The DWH team, based in New York and New Jersey, focuses on transit-oriented development for both private- and public-sector clients, asset repositioning and optimization and sustainability services including brownfields redevelopment, solar power development and energy use reduction. Currently, DWH is engaged in projects in California, Colorado, Illinois, New Jersey, New York, Pennsylvania, South Carolina and Texas as well as in Puerto Rico, Ontario and Latin America. These are being handled independently and in conjunction with C&W's global consulting, brokerage, capital markets and client solutions groups.
When asked whether sustainability and infrastructure will soon be linked, Waldt responds, "Clients are now demanding it," particularly in the corporate real estate arena. "It's part of the corporate culture, and in virtually all cases, it makes financial sense to do so.
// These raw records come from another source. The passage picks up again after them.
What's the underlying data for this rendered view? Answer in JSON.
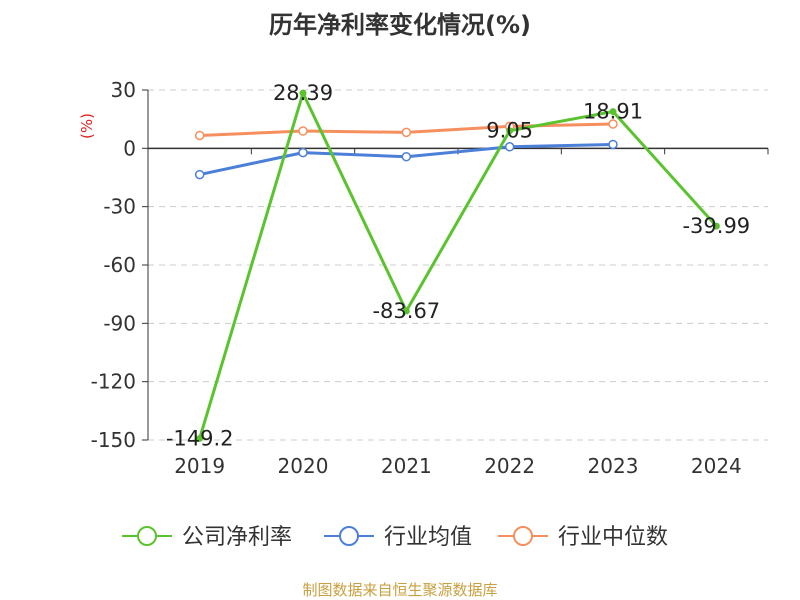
{
  "chart_data": {
    "type": "line",
    "title": "历年净利率变化情况(%)",
    "ylabel": "(%)",
    "categories": [
      "2019",
      "2020",
      "2021",
      "2022",
      "2023",
      "2024"
    ],
    "ylim": [
      -150,
      30
    ],
    "yticks": [
      30,
      0,
      -30,
      -60,
      -90,
      -120,
      -150
    ],
    "grid": true,
    "legend_position": "bottom",
    "series": [
      {
        "name": "公司净利率",
        "color": "#5bc32e",
        "values": [
          -149.2,
          28.39,
          -83.67,
          9.05,
          18.91,
          -39.99
        ],
        "labels": [
          "-149.2",
          "28.39",
          "-83.67",
          "9.05",
          "18.91",
          "-39.99"
        ]
      },
      {
        "name": "行业均值",
        "color": "#4b7fd8",
        "values": [
          -13.5,
          -2.2,
          -4.3,
          0.8,
          2.0,
          null
        ]
      },
      {
        "name": "行业中位数",
        "color": "#f5905e",
        "values": [
          6.6,
          8.9,
          8.2,
          11.3,
          12.5,
          null
        ]
      }
    ]
  },
  "footer": {
    "source": "制图数据来自恒生聚源数据库"
  }
}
Especially in the consumer product end of things, it's part of a branding exercise. You do not want to be known as a non-green company."
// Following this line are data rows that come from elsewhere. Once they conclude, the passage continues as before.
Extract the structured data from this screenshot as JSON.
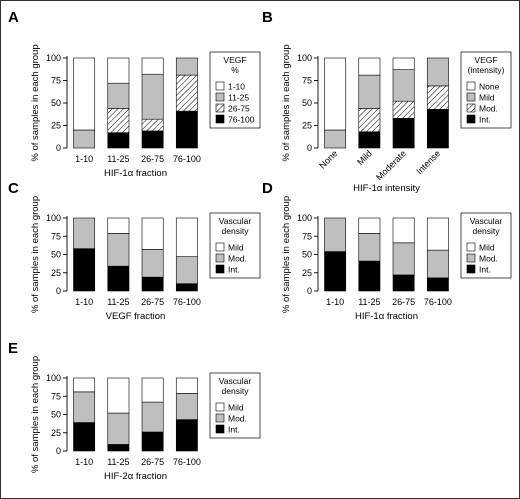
{
  "colors": {
    "black": "#000000",
    "gray": "#bfbfbf",
    "white": "#ffffff",
    "hatch": "hatch"
  },
  "chart_data": [
    {
      "panel": "A",
      "type": "bar",
      "stacked": true,
      "categories": [
        "1-10",
        "11-25",
        "26-75",
        "76-100"
      ],
      "xlabel": "HIF-1α fraction",
      "ylabel": "% of samples in each group",
      "ylim": [
        0,
        100
      ],
      "yticks": [
        0,
        25,
        50,
        75,
        100
      ],
      "legend": {
        "title": [
          "VEGF",
          "%"
        ],
        "placement": "right"
      },
      "series": [
        {
          "name": "76-100",
          "fill": "black",
          "values": [
            0,
            17,
            19,
            41
          ]
        },
        {
          "name": "26-75",
          "fill": "hatch",
          "values": [
            0,
            27,
            13,
            40
          ]
        },
        {
          "name": "11-25",
          "fill": "gray",
          "values": [
            20,
            28,
            50,
            19
          ]
        },
        {
          "name": "1-10",
          "fill": "white",
          "values": [
            80,
            28,
            18,
            0
          ]
        }
      ]
    },
    {
      "panel": "B",
      "type": "bar",
      "stacked": true,
      "categories": [
        "None",
        "Mild",
        "Moderate",
        "Intense"
      ],
      "x_rotated": true,
      "xlabel": "HIF-1α intensity",
      "ylabel": "% of samples in each group",
      "ylim": [
        0,
        100
      ],
      "yticks": [
        0,
        25,
        50,
        75,
        100
      ],
      "legend": {
        "title": [
          "VEGF",
          "(intensity)"
        ],
        "placement": "right"
      },
      "series": [
        {
          "name": "Int.",
          "fill": "black",
          "values": [
            0,
            18,
            33,
            43
          ]
        },
        {
          "name": "Mod.",
          "fill": "hatch",
          "values": [
            0,
            26,
            19,
            26
          ]
        },
        {
          "name": "Mild",
          "fill": "gray",
          "values": [
            20,
            37,
            35,
            31
          ]
        },
        {
          "name": "None",
          "fill": "white",
          "values": [
            80,
            19,
            13,
            0
          ]
        }
      ]
    },
    {
      "panel": "C",
      "type": "bar",
      "stacked": true,
      "categories": [
        "1-10",
        "11-25",
        "26-75",
        "76-100"
      ],
      "xlabel": "VEGF fraction",
      "ylabel": "% of samples in each group",
      "ylim": [
        0,
        100
      ],
      "yticks": [
        0,
        25,
        50,
        75,
        100
      ],
      "legend": {
        "title": [
          "Vascular",
          "density"
        ],
        "placement": "right"
      },
      "series": [
        {
          "name": "Int.",
          "fill": "black",
          "values": [
            58,
            34,
            19,
            10
          ]
        },
        {
          "name": "Mod.",
          "fill": "gray",
          "values": [
            42,
            45,
            38,
            37
          ]
        },
        {
          "name": "Mild",
          "fill": "white",
          "values": [
            0,
            21,
            43,
            53
          ]
        }
      ]
    },
    {
      "panel": "D",
      "type": "bar",
      "stacked": true,
      "categories": [
        "1-10",
        "11-25",
        "26-75",
        "76-100"
      ],
      "xlabel": "HIF-1α fraction",
      "ylabel": "% of samples in each group",
      "ylim": [
        0,
        100
      ],
      "yticks": [
        0,
        25,
        50,
        75,
        100
      ],
      "legend": {
        "title": [
          "Vascular",
          "density"
        ],
        "placement": "right"
      },
      "series": [
        {
          "name": "Int.",
          "fill": "black",
          "values": [
            54,
            41,
            22,
            18
          ]
        },
        {
          "name": "Mod.",
          "fill": "gray",
          "values": [
            46,
            38,
            44,
            38
          ]
        },
        {
          "name": "Mild",
          "fill": "white",
          "values": [
            0,
            21,
            34,
            44
          ]
        }
      ]
    },
    {
      "panel": "E",
      "type": "bar",
      "stacked": true,
      "categories": [
        "1-10",
        "11-25",
        "26-75",
        "76-100"
      ],
      "xlabel": "HIF-2α fraction",
      "ylabel": "% of samples in each group",
      "ylim": [
        0,
        100
      ],
      "yticks": [
        0,
        25,
        50,
        75,
        100
      ],
      "legend": {
        "title": [
          "Vascular",
          "density"
        ],
        "placement": "right"
      },
      "series": [
        {
          "name": "Int.",
          "fill": "black",
          "values": [
            39,
            9,
            26,
            43
          ]
        },
        {
          "name": "Mod.",
          "fill": "gray",
          "values": [
            42,
            43,
            41,
            36
          ]
        },
        {
          "name": "Mild",
          "fill": "white",
          "values": [
            19,
            48,
            33,
            21
          ]
        }
      ]
    }
  ]
}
Adds Hutchinson, "One of the core aspects of our practice is to look at an asset and apply those technologies that maintain or enhance the value of that asset. We're looking to control the amount of energy an asset uses and, where possible, to produce the energy on-site."
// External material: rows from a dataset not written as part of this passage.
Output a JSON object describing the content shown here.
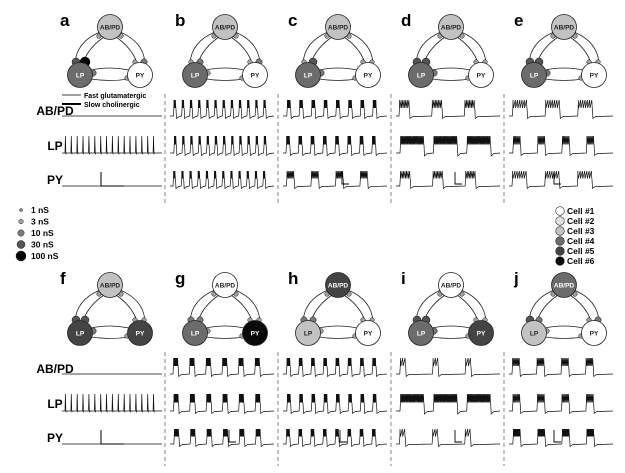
{
  "panels": [
    {
      "letter": "a",
      "nodes": {
        "ab": "#c2c2c2",
        "lp": "#6c6c6c",
        "py": "#ffffff"
      },
      "syn": {
        "lp_ab": 7,
        "ab_lp": 8,
        "py_ab": 3,
        "ab_py": 4,
        "lp_py": 4,
        "py_lp": 3
      },
      "traces": {
        "ab": "flat",
        "lp": "spikes",
        "py": "flat"
      }
    },
    {
      "letter": "b",
      "nodes": {
        "ab": "#c2c2c2",
        "lp": "#6c6c6c",
        "py": "#ffffff"
      },
      "syn": {
        "lp_ab": 3,
        "ab_lp": 4,
        "py_ab": 3,
        "ab_py": 4,
        "lp_py": 3,
        "py_lp": 2
      },
      "traces": {
        "ab": "burst12",
        "lp": "burst12dense",
        "py": "burst12sparse"
      }
    },
    {
      "letter": "c",
      "nodes": {
        "ab": "#c2c2c2",
        "lp": "#6c6c6c",
        "py": "#ffffff"
      },
      "syn": {
        "lp_ab": 3,
        "ab_lp": 7,
        "py_ab": 3,
        "ab_py": 3,
        "lp_py": 4,
        "py_lp": 3
      },
      "traces": {
        "ab": "burst8",
        "lp": "burst8",
        "py": "burst4"
      }
    },
    {
      "letter": "d",
      "nodes": {
        "ab": "#c2c2c2",
        "lp": "#6c6c6c",
        "py": "#ffffff"
      },
      "syn": {
        "lp_ab": 6,
        "ab_lp": 6,
        "py_ab": 3,
        "ab_py": 3,
        "lp_py": 4,
        "py_lp": 3
      },
      "traces": {
        "ab": "burst3",
        "lp": "longburst",
        "py": "burst3"
      }
    },
    {
      "letter": "e",
      "nodes": {
        "ab": "#c2c2c2",
        "lp": "#6c6c6c",
        "py": "#ffffff"
      },
      "syn": {
        "lp_ab": 6,
        "ab_lp": 6,
        "py_ab": 3,
        "ab_py": 3,
        "lp_py": 4,
        "py_lp": 3
      },
      "traces": {
        "ab": "burst3wide",
        "lp": "burst4",
        "py": "burst3wide"
      }
    },
    {
      "letter": "f",
      "nodes": {
        "ab": "#c2c2c2",
        "lp": "#444444",
        "py": "#444444"
      },
      "syn": {
        "lp_ab": 6,
        "ab_lp": 6,
        "py_ab": 3,
        "ab_py": 3,
        "lp_py": 4,
        "py_lp": 3
      },
      "traces": {
        "ab": "flat",
        "lp": "spikes",
        "py": "flat"
      }
    },
    {
      "letter": "g",
      "nodes": {
        "ab": "#ffffff",
        "lp": "#6c6c6c",
        "py": "#0a0a0a"
      },
      "syn": {
        "lp_ab": 4,
        "ab_lp": 4,
        "py_ab": 3,
        "ab_py": 3,
        "lp_py": 3,
        "py_lp": 3
      },
      "traces": {
        "ab": "burst6",
        "lp": "burst6",
        "py": "burst6dense"
      }
    },
    {
      "letter": "h",
      "nodes": {
        "ab": "#444444",
        "lp": "#c2c2c2",
        "py": "#ffffff"
      },
      "syn": {
        "lp_ab": 4,
        "ab_lp": 5,
        "py_ab": 3,
        "ab_py": 3,
        "lp_py": 3,
        "py_lp": 3
      },
      "traces": {
        "ab": "burst8",
        "lp": "burst8",
        "py": "burst8"
      }
    },
    {
      "letter": "i",
      "nodes": {
        "ab": "#ffffff",
        "lp": "#6c6c6c",
        "py": "#444444"
      },
      "syn": {
        "lp_ab": 6,
        "ab_lp": 6,
        "py_ab": 3,
        "ab_py": 3,
        "lp_py": 4,
        "py_lp": 3
      },
      "traces": {
        "ab": "burst3sparse",
        "lp": "longburst",
        "py": "burst3sparse"
      }
    },
    {
      "letter": "j",
      "nodes": {
        "ab": "#6c6c6c",
        "lp": "#c2c2c2",
        "py": "#ffffff"
      },
      "syn": {
        "lp_ab": 6,
        "ab_lp": 5,
        "py_ab": 3,
        "ab_py": 4,
        "lp_py": 3,
        "py_lp": 3
      },
      "traces": {
        "ab": "burst4",
        "lp": "burst4",
        "py": "burst4dense"
      }
    }
  ],
  "node_labels": {
    "ab": "AB/PD",
    "lp": "LP",
    "py": "PY"
  },
  "row_labels": {
    "ab": "AB/PD",
    "lp": "LP",
    "py": "PY"
  },
  "synapse_legend": {
    "fast": "Fast glutamatergic",
    "slow": "Slow cholinergic"
  },
  "size_legend": [
    {
      "label": "1 nS",
      "r": 1.5,
      "color": "#8a8a8a"
    },
    {
      "label": "3 nS",
      "r": 2.3,
      "color": "#a0a0a0"
    },
    {
      "label": "10 nS",
      "r": 3.2,
      "color": "#7a7a7a"
    },
    {
      "label": "30 nS",
      "r": 4.0,
      "color": "#555555"
    },
    {
      "label": "100 nS",
      "r": 5.0,
      "color": "#000000"
    }
  ],
  "cell_legend": [
    {
      "label": "Cell #1",
      "color": "#ffffff"
    },
    {
      "label": "Cell #2",
      "color": "#e3e3e3"
    },
    {
      "label": "Cell #3",
      "color": "#c2c2c2"
    },
    {
      "label": "Cell #4",
      "color": "#6c6c6c"
    },
    {
      "label": "Cell #5",
      "color": "#444444"
    },
    {
      "label": "Cell #6",
      "color": "#0a0a0a"
    }
  ]
}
From a sustainability standpoint, Waldt says that DWH in the near term will focus on "expanding the breadth of technologies available to provide sustainability services to our clients, with the understanding that the world is changing and things like carbon credits are going to become much more important than they are now. On the development and consulting side, as we look at repositioning assets, we look at something called a competitive location assessment, where we take the location decision matrix and turn it upside down. Instead of drilling down to a site--finding a location that provides a business solution to a company--we actually start with a location and answer the question of what business solutions it provides to the end user."
Given the current state of the market, "thoroughly positioning assets is much more important to their success than it's been before," says Waldt. "You focus on things like cluster strategies that really separate your asset from others that may be competing with it."